Factors influencing the entrapment of hydrophilic compounds in nanocapsules prepared by interfacial polymerisation of water-in-oil microemulsions.

This study demonstrates the effect of drug properties and method of loading (sorption and encapsulation) on entrapment within poly(alkyl cyanoacrylate) nanocapsules prepared by interfacial polymerisation of biocompatible water-in-oil microemulsions. For small molecular weight compounds (<1000 Da), entrapment efficiency is more dependent on charge of the compound than on the method used for entrapment. Entrapment efficiency within the negatively charged nanocapsules (zeta potential approximately -30 mV) was in the order cationic compound > neutral compound > anionic compound.
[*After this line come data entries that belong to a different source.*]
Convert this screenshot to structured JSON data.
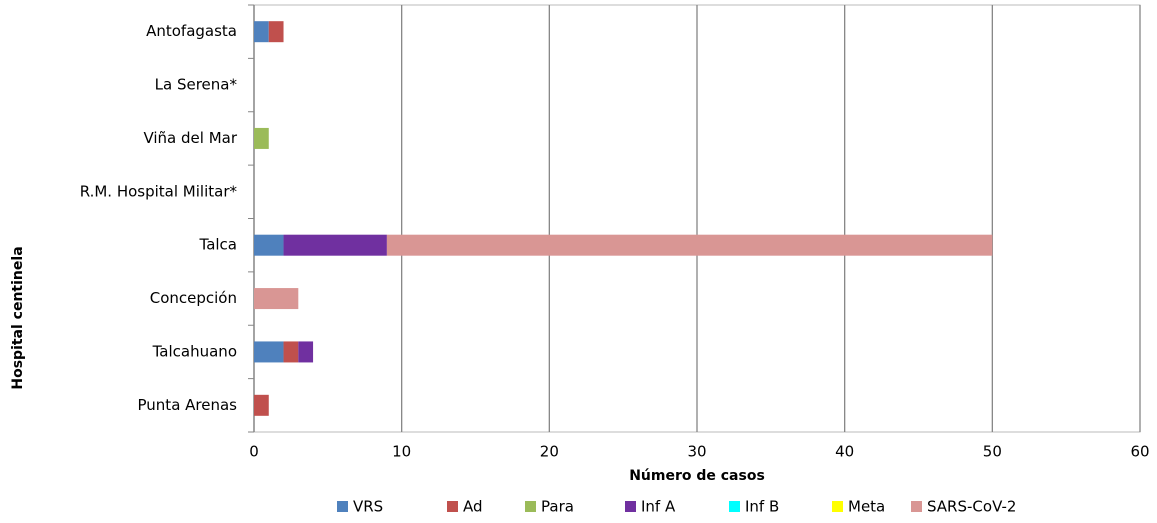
{
  "chart_data": {
    "type": "stacked-barh",
    "categories": [
      "Antofagasta",
      "La Serena*",
      "Viña del Mar",
      "R.M. Hospital Militar*",
      "Talca",
      "Concepción",
      "Talcahuano",
      "Punta Arenas"
    ],
    "series": [
      {
        "name": "VRS",
        "color": "#4f81bd",
        "values": [
          1,
          0,
          0,
          0,
          2,
          0,
          2,
          0
        ]
      },
      {
        "name": "Ad",
        "color": "#c0504d",
        "values": [
          1,
          0,
          0,
          0,
          0,
          0,
          1,
          1
        ]
      },
      {
        "name": "Para",
        "color": "#9bbb59",
        "values": [
          0,
          0,
          1,
          0,
          0,
          0,
          0,
          0
        ]
      },
      {
        "name": "Inf A",
        "color": "#7030a0",
        "values": [
          0,
          0,
          0,
          0,
          7,
          0,
          1,
          0
        ]
      },
      {
        "name": "Inf B",
        "color": "#00ffff",
        "values": [
          0,
          0,
          0,
          0,
          0,
          0,
          0,
          0
        ]
      },
      {
        "name": "Meta",
        "color": "#ffff00",
        "values": [
          0,
          0,
          0,
          0,
          0,
          0,
          0,
          0
        ]
      },
      {
        "name": "SARS-CoV-2",
        "color": "#d99694",
        "values": [
          0,
          0,
          0,
          0,
          41,
          3,
          0,
          0
        ]
      }
    ],
    "xlim": [
      0,
      60
    ],
    "xticks": [
      0,
      10,
      20,
      30,
      40,
      50,
      60
    ],
    "grid": true,
    "xlabel": "Número de casos",
    "ylabel": "Hospital centinela",
    "legend": "bottom"
  }
}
Only minimal differences for entrapment efficiency were noted between sorption (addition of the compound 4 h after initiation of the polymerisation) and encapsulation (addition of the compound to microemulsion prior to polymerisation). For high molecular weight compounds, the method used for entrapment however, is very important. For hydrophilic macromolecules such as proteins, high entrapment efficiencies can only be achieved by encapsulation. Entrapment of such compounds seems to be independent of the net charge of the compound being encapsulated but depended on the molecular weight. For nanocapsules prepared by interfacial polymerisation of water-in-oil microemulsions, these findings are useful as a foundation in the development of nanocapsules with desired properties.